Broaching the subject of recycling with any child is likely to result in a sigh. I know if I mentioned it to my 9-year-old nephew, he’d probably start switching off pretty quickly.
Not because he doesn’t care about the world around him, but because he’s 9 and doesn’t have a global view yet. He’s still learning about all this stuff.
But our planet is in dire trouble, and for anything to be done about it, we need children to make changes while they’re young to avoid becoming a society like us – one that creates and consumes to such an extent that the planet just can’t keep up.
This Book is Not Rubbish: 50 Ways to Ditch Plastic, Reduce Rubbish and Save the World! by Isabel Thomas (illustrated by Alex Paterson) aims to provide a younger generation with the facts, alongside ideas on how they can make small changes in their daily lives.
On the blurb, the book encourages kids to ‘become an eco-warrier not an eco-worrier’ which does make me feel concerned about the legacy we’re leaving to our children – are they feeling fearful of the future?
If they are, at least having a book like this, full of facts and ideas could help.
I was pleased to see that This Book is Not Rubbish doesn’t just include the expected topics of recycling, plastic and wildlife conservation.
It also includes features on upcycling, campaigning, decoding labels, consumerism and buying second-hand.
I like to think that I’m pretty savvy when it comes to the environment, but having read through This Book is Not Rubbish even I learnt a few things.
Like the fact that, even though more electricity than ever before is being generated from renewable sources, at times of high demand (e.g. in the evenings when everyone gets home from work or school), only fossil fuel burning power stations can deal with the surge in demand. Therefore, if we need to use the washing machine or dishwasher, or charge our phone, it’s probably better to do this at off-peak times – or even overnight, while everyone is asleep and typically turns off electrical appliances. There’s even a handy website listed where we can check the best and worst time to use electricity (wwf.org.uk/updates/how-do-you-make-green-cup-tea)
Or the impact of growing cotton for fashion. Did you know it takes 2,700 litres of water to make a single cotton T-shirt?

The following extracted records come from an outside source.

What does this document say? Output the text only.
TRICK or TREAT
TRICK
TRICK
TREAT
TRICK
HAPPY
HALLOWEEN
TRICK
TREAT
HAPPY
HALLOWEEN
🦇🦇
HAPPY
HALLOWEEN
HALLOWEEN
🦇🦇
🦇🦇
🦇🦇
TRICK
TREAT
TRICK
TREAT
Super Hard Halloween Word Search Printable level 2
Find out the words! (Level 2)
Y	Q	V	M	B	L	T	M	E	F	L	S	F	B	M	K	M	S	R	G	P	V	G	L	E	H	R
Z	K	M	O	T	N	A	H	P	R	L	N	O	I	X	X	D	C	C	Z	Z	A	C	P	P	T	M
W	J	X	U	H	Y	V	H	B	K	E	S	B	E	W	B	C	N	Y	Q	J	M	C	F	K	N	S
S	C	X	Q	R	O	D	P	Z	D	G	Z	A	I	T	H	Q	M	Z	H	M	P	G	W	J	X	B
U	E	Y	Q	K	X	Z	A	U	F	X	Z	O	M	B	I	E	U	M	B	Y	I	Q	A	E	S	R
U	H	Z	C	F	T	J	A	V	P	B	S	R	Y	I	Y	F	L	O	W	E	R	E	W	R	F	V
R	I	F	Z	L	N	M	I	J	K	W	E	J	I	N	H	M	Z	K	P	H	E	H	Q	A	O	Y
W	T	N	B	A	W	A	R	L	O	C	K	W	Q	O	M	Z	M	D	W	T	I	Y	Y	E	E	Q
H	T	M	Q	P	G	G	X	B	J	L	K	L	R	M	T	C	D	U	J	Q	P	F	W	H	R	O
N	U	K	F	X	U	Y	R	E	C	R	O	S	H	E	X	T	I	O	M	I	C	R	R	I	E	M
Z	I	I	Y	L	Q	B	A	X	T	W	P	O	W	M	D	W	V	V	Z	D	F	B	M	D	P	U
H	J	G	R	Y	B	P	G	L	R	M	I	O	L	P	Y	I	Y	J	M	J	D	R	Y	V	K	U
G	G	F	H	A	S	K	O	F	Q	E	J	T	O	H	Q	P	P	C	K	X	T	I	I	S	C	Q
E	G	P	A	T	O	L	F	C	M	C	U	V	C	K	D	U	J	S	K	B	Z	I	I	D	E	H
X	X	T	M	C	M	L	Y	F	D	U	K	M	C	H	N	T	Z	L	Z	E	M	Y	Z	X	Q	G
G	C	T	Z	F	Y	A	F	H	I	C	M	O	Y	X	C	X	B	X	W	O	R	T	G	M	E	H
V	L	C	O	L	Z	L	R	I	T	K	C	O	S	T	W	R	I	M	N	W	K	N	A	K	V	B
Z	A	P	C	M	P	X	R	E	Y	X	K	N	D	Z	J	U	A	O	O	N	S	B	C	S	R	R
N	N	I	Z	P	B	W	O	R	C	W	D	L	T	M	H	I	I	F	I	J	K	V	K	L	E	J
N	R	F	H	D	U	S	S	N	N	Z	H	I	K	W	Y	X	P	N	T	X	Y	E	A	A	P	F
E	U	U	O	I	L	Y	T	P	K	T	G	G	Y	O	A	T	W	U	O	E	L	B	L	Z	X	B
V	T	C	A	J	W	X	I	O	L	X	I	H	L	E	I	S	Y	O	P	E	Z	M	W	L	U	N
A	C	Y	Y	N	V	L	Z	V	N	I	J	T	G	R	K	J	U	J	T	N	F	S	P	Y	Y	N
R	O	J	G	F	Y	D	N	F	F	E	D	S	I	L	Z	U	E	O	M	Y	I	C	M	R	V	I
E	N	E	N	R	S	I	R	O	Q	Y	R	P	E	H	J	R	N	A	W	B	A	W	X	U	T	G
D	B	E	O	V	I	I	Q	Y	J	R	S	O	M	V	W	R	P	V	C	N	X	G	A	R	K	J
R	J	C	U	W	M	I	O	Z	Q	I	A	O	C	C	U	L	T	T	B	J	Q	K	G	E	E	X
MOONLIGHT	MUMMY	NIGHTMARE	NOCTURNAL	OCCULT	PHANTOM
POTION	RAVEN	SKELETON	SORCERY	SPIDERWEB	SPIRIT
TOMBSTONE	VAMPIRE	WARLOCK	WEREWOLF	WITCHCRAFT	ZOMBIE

The section on food labels was really interesting too. Obvious inclusions were palm oil (a huge problem for orangutans and many other rainforest species) and sugar cane (for deforestation of rainforests). But cocoa was also included as ‘a crop responsible for wrecking rainforests’. Apparently:
‘even in some ‘protected’ areas, 90% of the land has been converted to farming cocoa. In Cote d’Ivoire, there were once several hundred thousand elephants, but now just 200-400 survive in the country’.

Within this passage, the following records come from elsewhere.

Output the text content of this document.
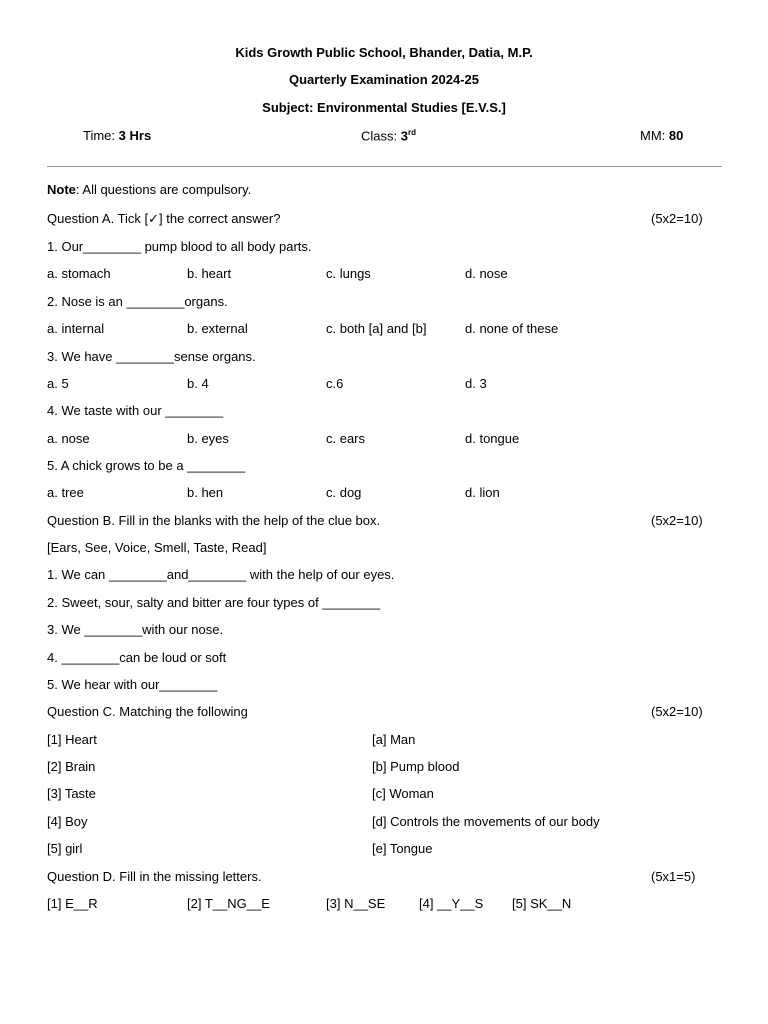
Kids Growth Public School, Bhander, Datia, M.P.
Quarterly Examination 2024-25
Subject: Environmental Studies [E.V.S.]
Time: 3 Hrs	Class: 3rd	MM: 80
Note: All questions are compulsory.
Question A. Tick [✓] the correct answer?	(5x2=10)
1. Our________ pump blood to all body parts.
a. stomach	b. heart	c. lungs	d. nose
2. Nose is an ________organs.
a. internal	b. external	c. both [a] and [b]	d. none of these
3. We have ________sense organs.
a. 5	b. 4	c.6	d. 3
4. We taste with our ________
a. nose	b. eyes	c. ears	d. tongue
5. A chick grows to be a ________
a. tree	b. hen	c. dog	d. lion
Question B. Fill in the blanks with the help of the clue box.	(5x2=10)
[Ears, See, Voice, Smell, Taste, Read]
1. We can ________and________ with the help of our eyes.
2. Sweet, sour, salty and bitter are four types of ________
3. We ________with our nose.
4. ________can be loud or soft
5. We hear with our________
Question C. Matching the following	(5x2=10)
[1] Heart	[a] Man
[2] Brain	[b] Pump blood
[3] Taste	[c] Woman
[4] Boy	[d] Controls the movements of our body
[5] girl	[e] Tongue
Question D. Fill in the missing letters.	(5x1=5)
[1] E__R	[2] T__NG__E	[3] N__SE	[4] __Y__S [5] SK__N
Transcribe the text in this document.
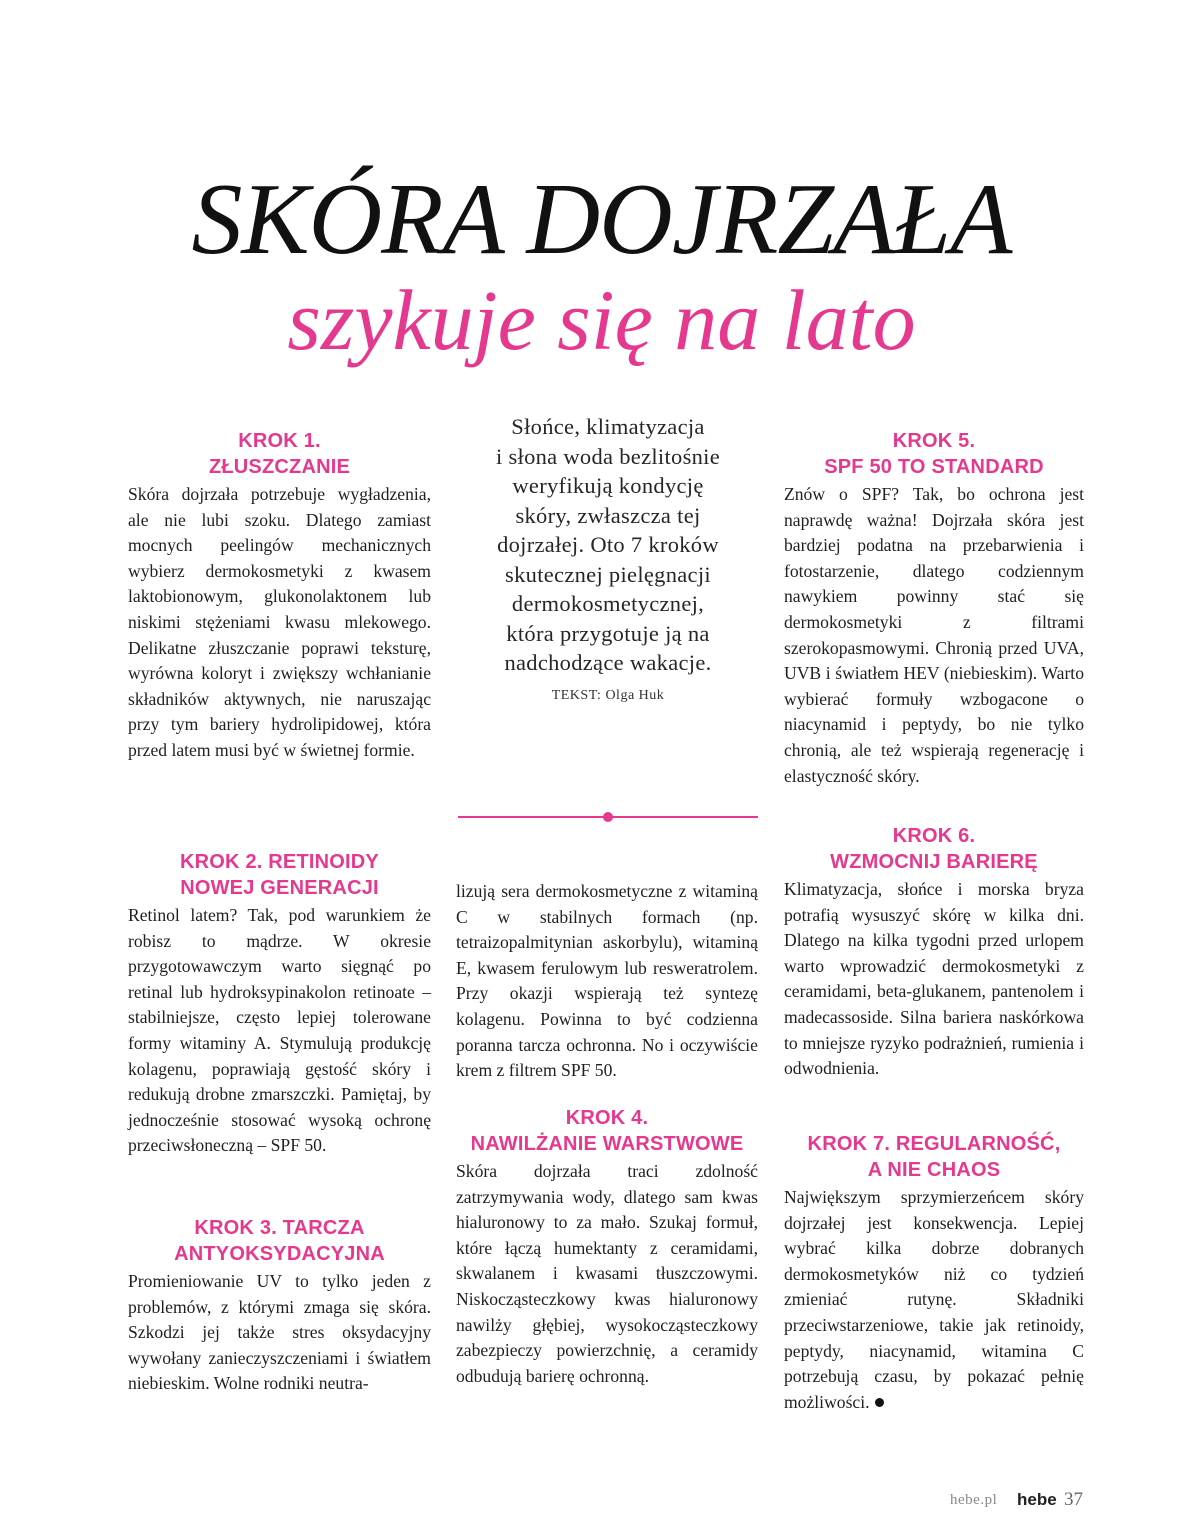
SKÓRA DOJRZAŁA
szykuje się na lato
KROK 1.
ZŁUSZCZANIE

Skóra dojrzała potrzebuje wygładzenia, ale nie lubi szoku. Dlatego zamiast mocnych peelingów mechanicznych wybierz dermokosmetyki z kwasem laktobionowym, glukonolaktonem lub niskimi stężeniami kwasu mlekowego. Delikatne złuszczanie poprawi teksturę, wyrówna koloryt i zwiększy wchłanianie składników aktywnych, nie naruszając przy tym bariery hydrolipidowej, która przed latem musi być w świetnej formie.

KROK 2. RETINOIDY
NOWEJ GENERACJI

Retinol latem? Tak, pod warunkiem że robisz to mądrze. W okresie przygotowawczym warto sięgnąć po retinal lub hydroksypinakolon retinoate – stabilniejsze, często lepiej tolerowane formy witaminy A. Stymulują produkcję kolagenu, poprawiają gęstość skóry i redukują drobne zmarszczki. Pamiętaj, by jednocześnie stosować wysoką ochronę przeciwsłoneczną – SPF 50.

KROK 3. TARCZA
ANTYOKSYDACYJNA

Promieniowanie UV to tylko jeden z problemów, z którymi zmaga się skóra. Szkodzi jej także stres oksydacyjny wywołany zanieczyszczeniami i światłem niebieskim. Wolne rodniki neutra-

Słońce, klimatyzacja

i słona woda bezlitośnie

weryfikują kondycję

skóry, zwłaszcza tej

dojrzałej. Oto 7 kroków

skutecznej pielęgnacji

dermokosmetycznej,

która przygotuje ją na

nadchodzące wakacje.

TEKST: Olga Huk

lizują sera dermokosmetyczne z witaminą C w stabilnych formach (np. tetraizopalmitynian askorbylu), witaminą E, kwasem ferulowym lub resweratrolem. Przy okazji wspierają też syntezę kolagenu. Powinna to być codzienna poranna tarcza ochronna. No i oczywiście krem z filtrem SPF 50.

KROK 4.
NAWILŻANIE WARSTWOWE

Skóra dojrzała traci zdolność zatrzymywania wody, dlatego sam kwas hialuronowy to za mało. Szukaj formuł, które łączą humektanty z ceramidami, skwalanem i kwasami tłuszczowymi. Niskocząsteczkowy kwas hialuronowy nawilży głębiej, wysokocząsteczkowy zabezpieczy powierzchnię, a ceramidy odbudują barierę ochronną.

KROK 5.
SPF 50 TO STANDARD

Znów o SPF? Tak, bo ochrona jest naprawdę ważna! Dojrzała skóra jest bardziej podatna na przebarwienia i fotostarzenie, dlatego codziennym nawykiem powinny stać się dermokosmetyki z filtrami szerokopasmowymi. Chronią przed UVA, UVB i światłem HEV (niebieskim). Warto wybierać formuły wzbogacone o niacynamid i peptydy, bo nie tylko chronią, ale też wspierają regenerację i elastyczność skóry.

KROK 6.
WZMOCNIJ BARIERĘ

Klimatyzacja, słońce i morska bryza potrafią wysuszyć skórę w kilka dni. Dlatego na kilka tygodni przed urlopem warto wprowadzić dermokosmetyki z ceramidami, beta-glukanem, pantenolem i madecassoside. Silna bariera naskórkowa to mniejsze ryzyko podrażnień, rumienia i odwodnienia.

KROK 7. REGULARNOŚĆ,
A NIE CHAOS

Największym sprzymierzeńcem skóry dojrzałej jest konsekwencja. Lepiej wybrać kilka dobrze dobranych dermokosmetyków niż co tydzień zmieniać rutynę. Składniki przeciwstarzeniowe, takie jak retinoidy, peptydy, niacynamid, witamina C potrzebują czasu, by pokazać pełnię możliwości.

hebe.pl hebe 37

But, for chocolate loving kids, all isn’t lost. Author Isabel Thomas, just advises readers to look at the label and buy products with the little green frog: a symbol that the crop is certified sustainable by the Rainforest Alliance.

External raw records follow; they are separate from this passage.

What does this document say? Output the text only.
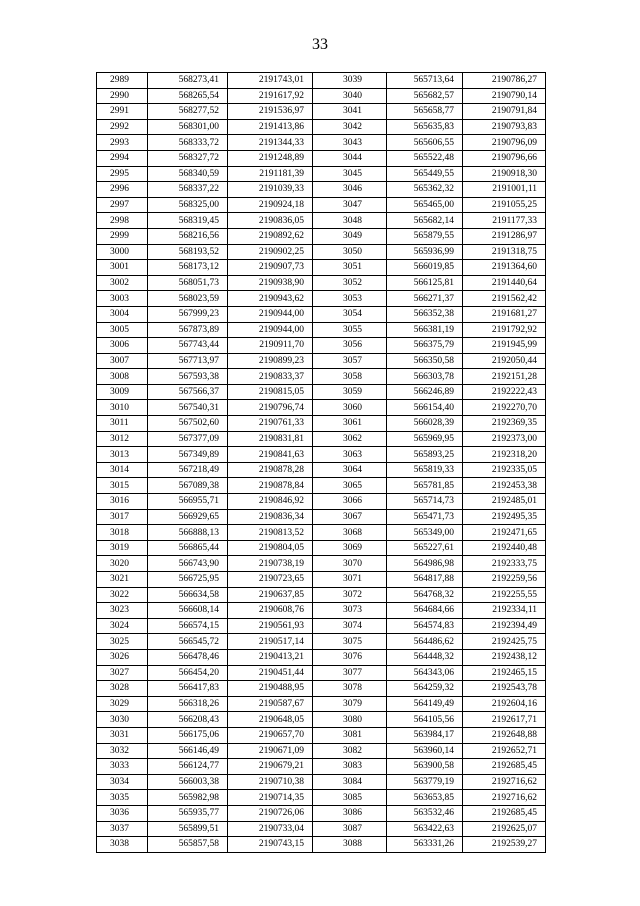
33
2989	568273,41	2191743,01	3039	565713,64	2190786,27
2990	568265,54	2191617,92	3040	565682,57	2190790,14
2991	568277,52	2191536,97	3041	565658,77	2190791,84
2992	568301,00	2191413,86	3042	565635,83	2190793,83
2993	568333,72	2191344,33	3043	565606,55	2190796,09
2994	568327,72	2191248,89	3044	565522,48	2190796,66
2995	568340,59	2191181,39	3045	565449,55	2190918,30
2996	568337,22	2191039,33	3046	565362,32	2191001,11
2997	568325,00	2190924,18	3047	565465,00	2191055,25
2998	568319,45	2190836,05	3048	565682,14	2191177,33
2999	568216,56	2190892,62	3049	565879,55	2191286,97
3000	568193,52	2190902,25	3050	565936,99	2191318,75
3001	568173,12	2190907,73	3051	566019,85	2191364,60
3002	568051,73	2190938,90	3052	566125,81	2191440,64
3003	568023,59	2190943,62	3053	566271,37	2191562,42
3004	567999,23	2190944,00	3054	566352,38	2191681,27
3005	567873,89	2190944,00	3055	566381,19	2191792,92
3006	567743,44	2190911,70	3056	566375,79	2191945,99
3007	567713,97	2190899,23	3057	566350,58	2192050,44
3008	567593,38	2190833,37	3058	566303,78	2192151,28
3009	567566,37	2190815,05	3059	566246,89	2192222,43
3010	567540,31	2190796,74	3060	566154,40	2192270,70
3011	567502,60	2190761,33	3061	566028,39	2192369,35
3012	567377,09	2190831,81	3062	565969,95	2192373,00
3013	567349,89	2190841,63	3063	565893,25	2192318,20
3014	567218,49	2190878,28	3064	565819,33	2192335,05
3015	567089,38	2190878,84	3065	565781,85	2192453,38
3016	566955,71	2190846,92	3066	565714,73	2192485,01
3017	566929,65	2190836,34	3067	565471,73	2192495,35
3018	566888,13	2190813,52	3068	565349,00	2192471,65
3019	566865,44	2190804,05	3069	565227,61	2192440,48
3020	566743,90	2190738,19	3070	564986,98	2192333,75
3021	566725,95	2190723,65	3071	564817,88	2192259,56
3022	566634,58	2190637,85	3072	564768,32	2192255,55
3023	566608,14	2190608,76	3073	564684,66	2192334,11
3024	566574,15	2190561,93	3074	564574,83	2192394,49
3025	566545,72	2190517,14	3075	564486,62	2192425,75
3026	566478,46	2190413,21	3076	564448,32	2192438,12
3027	566454,20	2190451,44	3077	564343,06	2192465,15
3028	566417,83	2190488,95	3078	564259,32	2192543,78
3029	566318,26	2190587,67	3079	564149,49	2192604,16
3030	566208,43	2190648,05	3080	564105,56	2192617,71
3031	566175,06	2190657,70	3081	563984,17	2192648,88
3032	566146,49	2190671,09	3082	563960,14	2192652,71
3033	566124,77	2190679,21	3083	563900,58	2192685,45
3034	566003,38	2190710,38	3084	563779,19	2192716,62
3035	565982,98	2190714,35	3085	563653,85	2192716,62
3036	565935,77	2190726,06	3086	563532,46	2192685,45
3037	565899,51	2190733,04	3087	563422,63	2192625,07
3038	565857,58	2190743,15	3088	563331,26	2192539,27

Now, not every child will have a huge say in where their clothes come from, what food is bought, or when the washing machine should be turned on. But there are sections where they can take direct action; from organising a litter picking walk to making a bird feeder for the garden.
The book is filled with activities for children to do which encourage them to think about the world around them and how they can help protect it.
While there were so many stats that even I felt a bit overwhelmed, I think this is an incredibly useful book for children to have as a resource on their shelf. A book to open their eyes up to the damage being done to the world around us while suggesting ways in which they can make a difference.
There are so many problems facing our planet right now, we need to hope children take these ideas on board and become more responsible than we have been.
This Book is Not Rubbish: 50 Ways to Ditch Plastic, Reduce Rubbish and Save the World is out now and available to buy in paperback for £6.99.
Thanks to publishers Wren & Rook for the review copy!